# Watchful Python API

This notebock introduces the Watchful Python API with some examples.
Be sure to check the documentation as there's more you can do.

Of course, since everything here is just Python, you can use it outside a Jupyter notebook just as well.

First, we need to get Watchful running, so we have two options:

  - run an ephemeral backend, which will forget your data when you exit the backend
  - connect to a backend that you run from a terminal or from the MacOS bundled application

For the purposes of experimenting with the API, the ephemeral option is much more convenient, so that's what we'll do here.

The server output is saved in a file, called watchful_ephemeral_output.txt, probably in the same directory you ran the Jupyter notebook command from.
This can be useful to look at if anything goes wrong.

It's good to be aware that this file contains a complete record of your session, so if you import a lot of data, the file will be correspondingly big, and you might want to delete it to save space.
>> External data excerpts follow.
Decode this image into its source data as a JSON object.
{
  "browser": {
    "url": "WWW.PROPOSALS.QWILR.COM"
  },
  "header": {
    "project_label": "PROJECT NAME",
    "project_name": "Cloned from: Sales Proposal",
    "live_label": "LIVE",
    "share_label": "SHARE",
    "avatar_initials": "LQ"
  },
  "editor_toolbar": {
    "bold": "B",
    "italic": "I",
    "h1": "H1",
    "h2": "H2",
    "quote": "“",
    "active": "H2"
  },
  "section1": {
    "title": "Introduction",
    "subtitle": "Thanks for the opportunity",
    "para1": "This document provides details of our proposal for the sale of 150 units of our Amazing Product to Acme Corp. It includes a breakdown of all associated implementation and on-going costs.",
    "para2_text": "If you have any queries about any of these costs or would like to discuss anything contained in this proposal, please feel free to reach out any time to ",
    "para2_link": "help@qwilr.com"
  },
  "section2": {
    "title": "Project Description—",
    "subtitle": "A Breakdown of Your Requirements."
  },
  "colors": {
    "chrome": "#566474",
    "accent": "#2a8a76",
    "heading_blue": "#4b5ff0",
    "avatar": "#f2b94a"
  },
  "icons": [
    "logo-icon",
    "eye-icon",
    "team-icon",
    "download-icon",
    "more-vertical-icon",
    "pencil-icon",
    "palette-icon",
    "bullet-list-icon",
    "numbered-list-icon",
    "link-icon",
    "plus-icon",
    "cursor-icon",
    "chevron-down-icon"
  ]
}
The Python 3.8.12 environment is used to run this notebook.

In [1]:
# Install the dependencies
import sys
!{sys.executable} -m pip install -r requirements_api_intro.txt

In [2]:
# Install and import Watchful SDK 🙂
import sys
!{sys.executable} -m pip install watchful --upgrade
import watchful as w

In [3]:
# Run the ephemeral backend. It will listen on port 9002 by default.
# If you get timeout errors here, make sure the path to your watchful binary is in your PATH by
# uncommenting the code below, setting `path_to_your_watchful_directory` and then running this cell.
#import os
#path_to_your_watchful_directory = ""
#os.environ["PATH"] += ":" + path_to_your_watchful_directory
w.ephemeral()

## Connecting to an already-running Watchful instance

If you're creating hinters in an existing project, you may want to run the MacOS application and connect to it that way, or run the backend directly on any supported OS, and connect to an existing project.
Here's what that would look like:

In [4]:
# first run the app or run the backend yourself, and then call `external()`.

#w.external()

# You can also specify a non-default port.
# Use the `--port / -p` option to the backend.

#w.external("localhost", "9001")

When not running in ephemeral mode, you need to open or create a project before you can do anything else.

If you already opened the project in the app or through the web frontend (usually [http://localhost:9001/]) then you don't need to do anything except `w.external()` to connect to the running app that already has the project open. But if you are using the API only then you will need to open the project through the API:

In [5]:
#w.list_projects()
#w.open_project(...)

The projects list is a list of all the projects in your Watchful directory.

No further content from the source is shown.